Course Description
The goal is to broaden, and selectively deepen, students' understanding of finance, building on their existing knowledge of financial economics. The course will cover a broad range of topics, with both a theoretical and an empirical emphasis. These include topics in corporate finance, investments and performance evaluation and international finance. The course consists of two interchangeable ten-week components, one on investments and international finance, and the other on corporate finance.
Learning Outcomes
The course will:
- Provides students with a way of thinking about investment
decisions by examining the empirical behaviour of security prices.

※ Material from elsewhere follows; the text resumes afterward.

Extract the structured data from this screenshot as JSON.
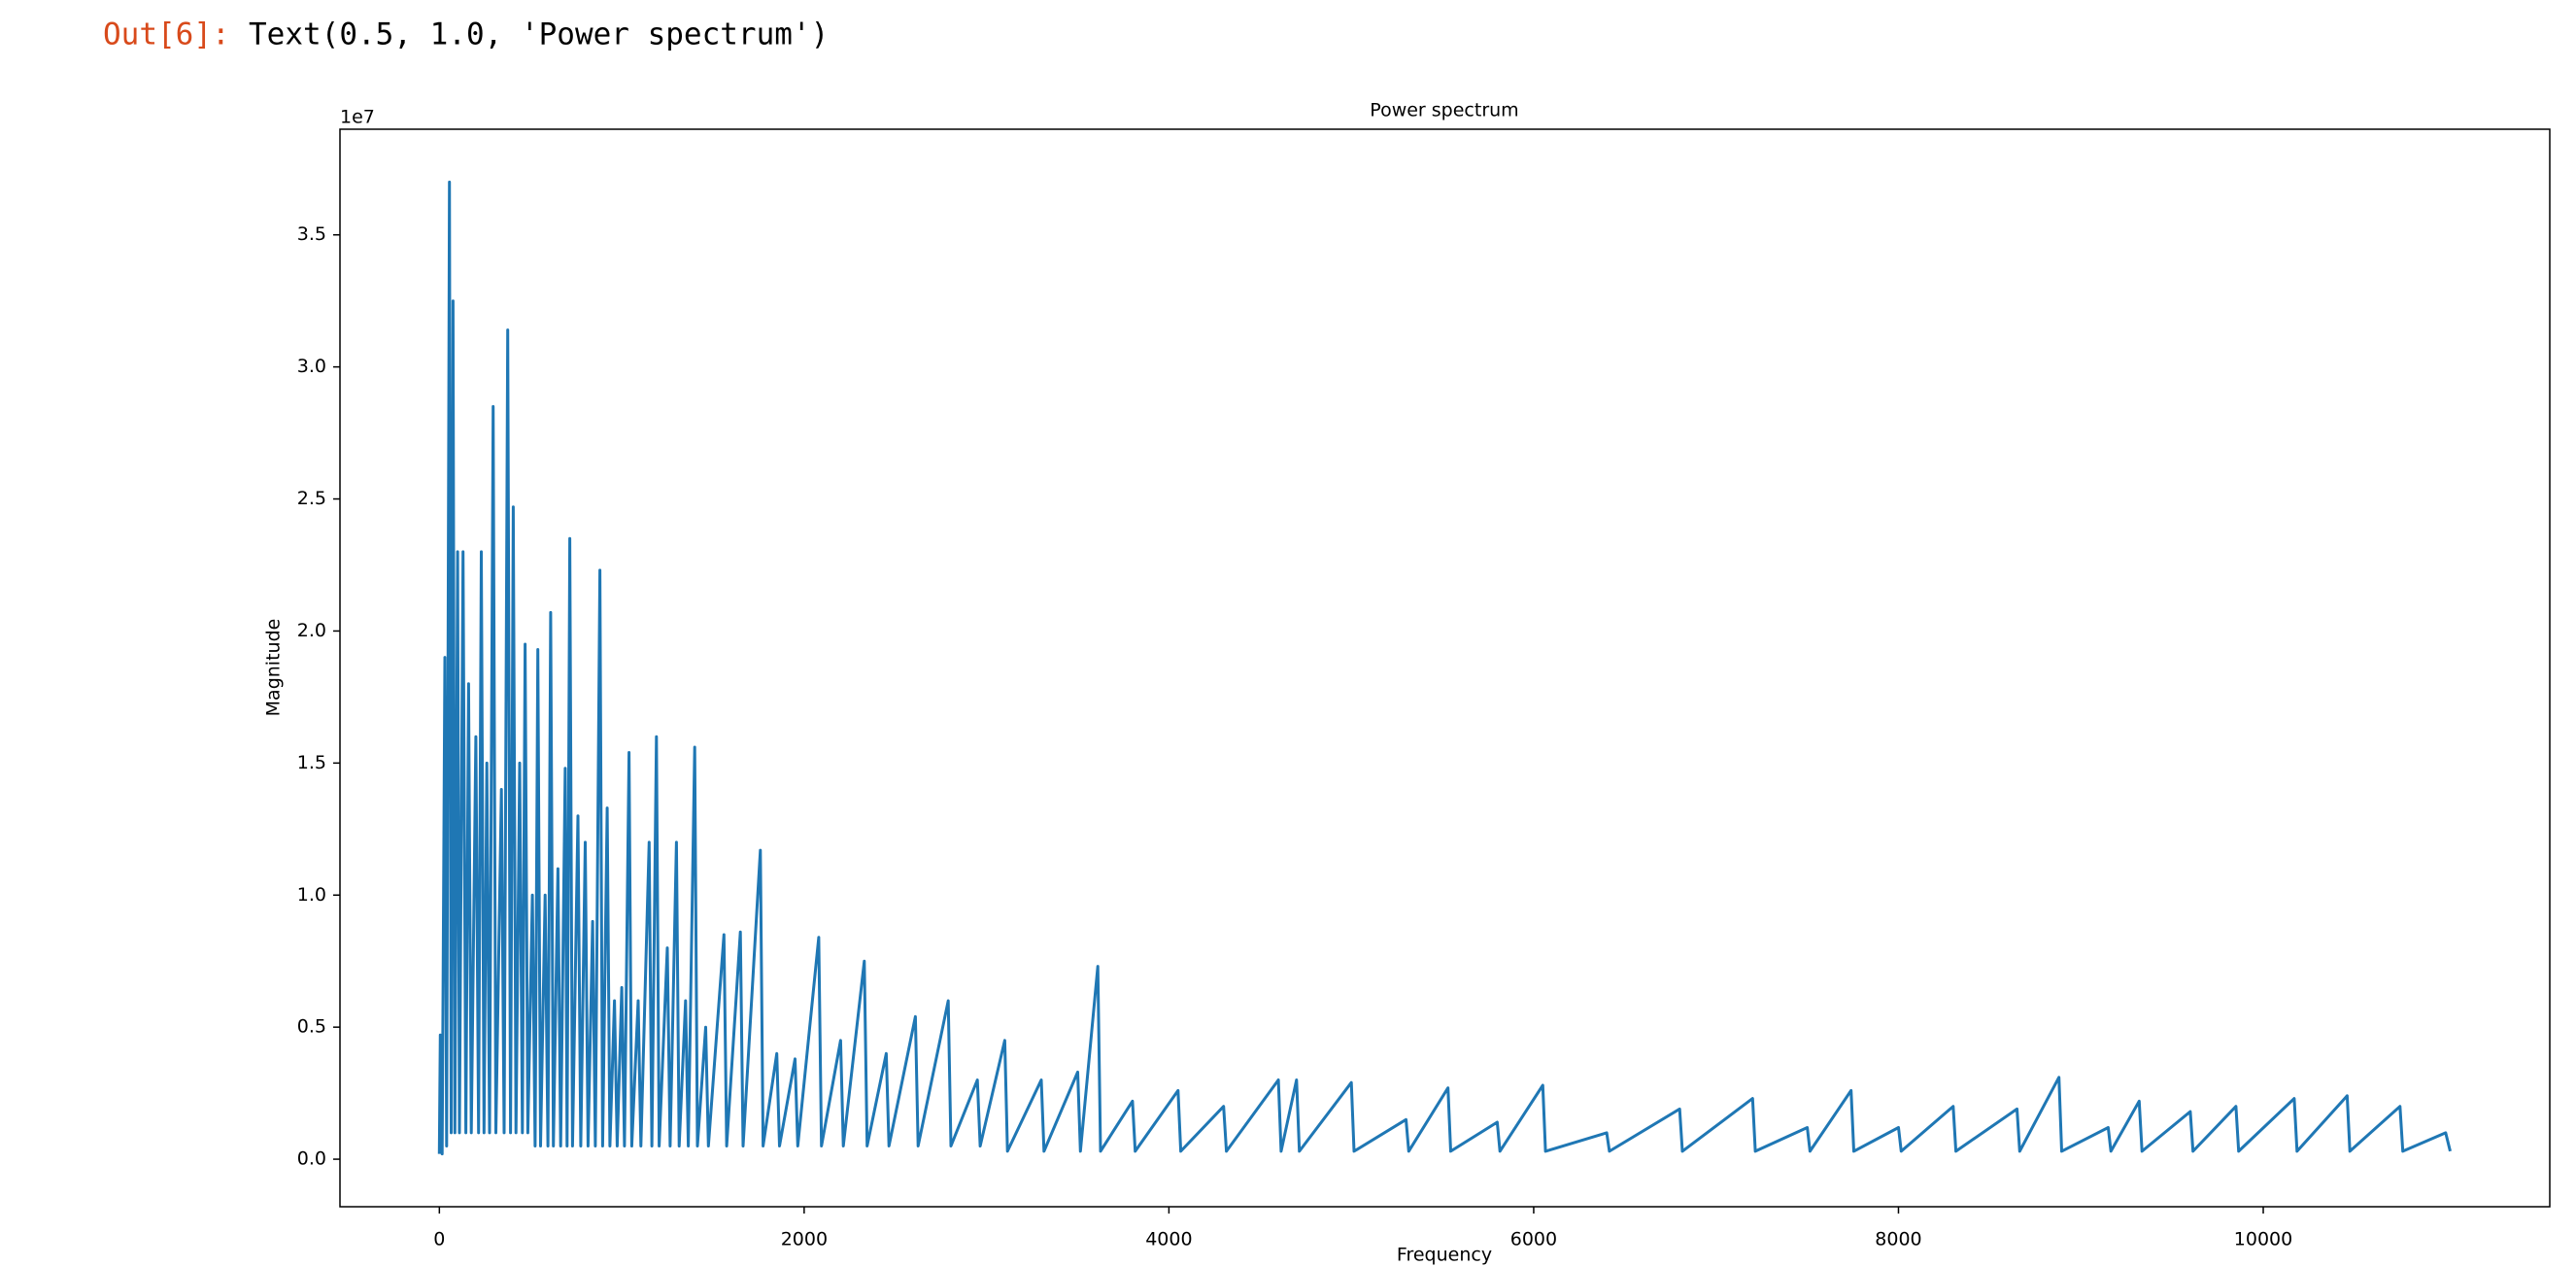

- Students will learn about corporate governance mechanisms and discuss some recent corporate scandals.
Course Content
- Empirical evidence of the CAPM and other asset pricing models
- Market efficiency focusing on event studies and investment
anomalies
- Empirical findings in behaviourial finance.
- How to measure the performance of a portfolio manager
- Foundations of international finance and explores issues
related to international portfolio management.
- Examine theory and evidence concerning major corporate financial
policy decisions.
- Impact of taxes, financial distress, and asymmetric information on
such decisions
- Optimal managerial compensation
Compulsory Reading Materials
- Bodie, Kane & Marcus, Investments (Irwin) and Grinblatt &
Titman, Financial Markets and Corporate Strategy (Irwin, McGraw-Hill).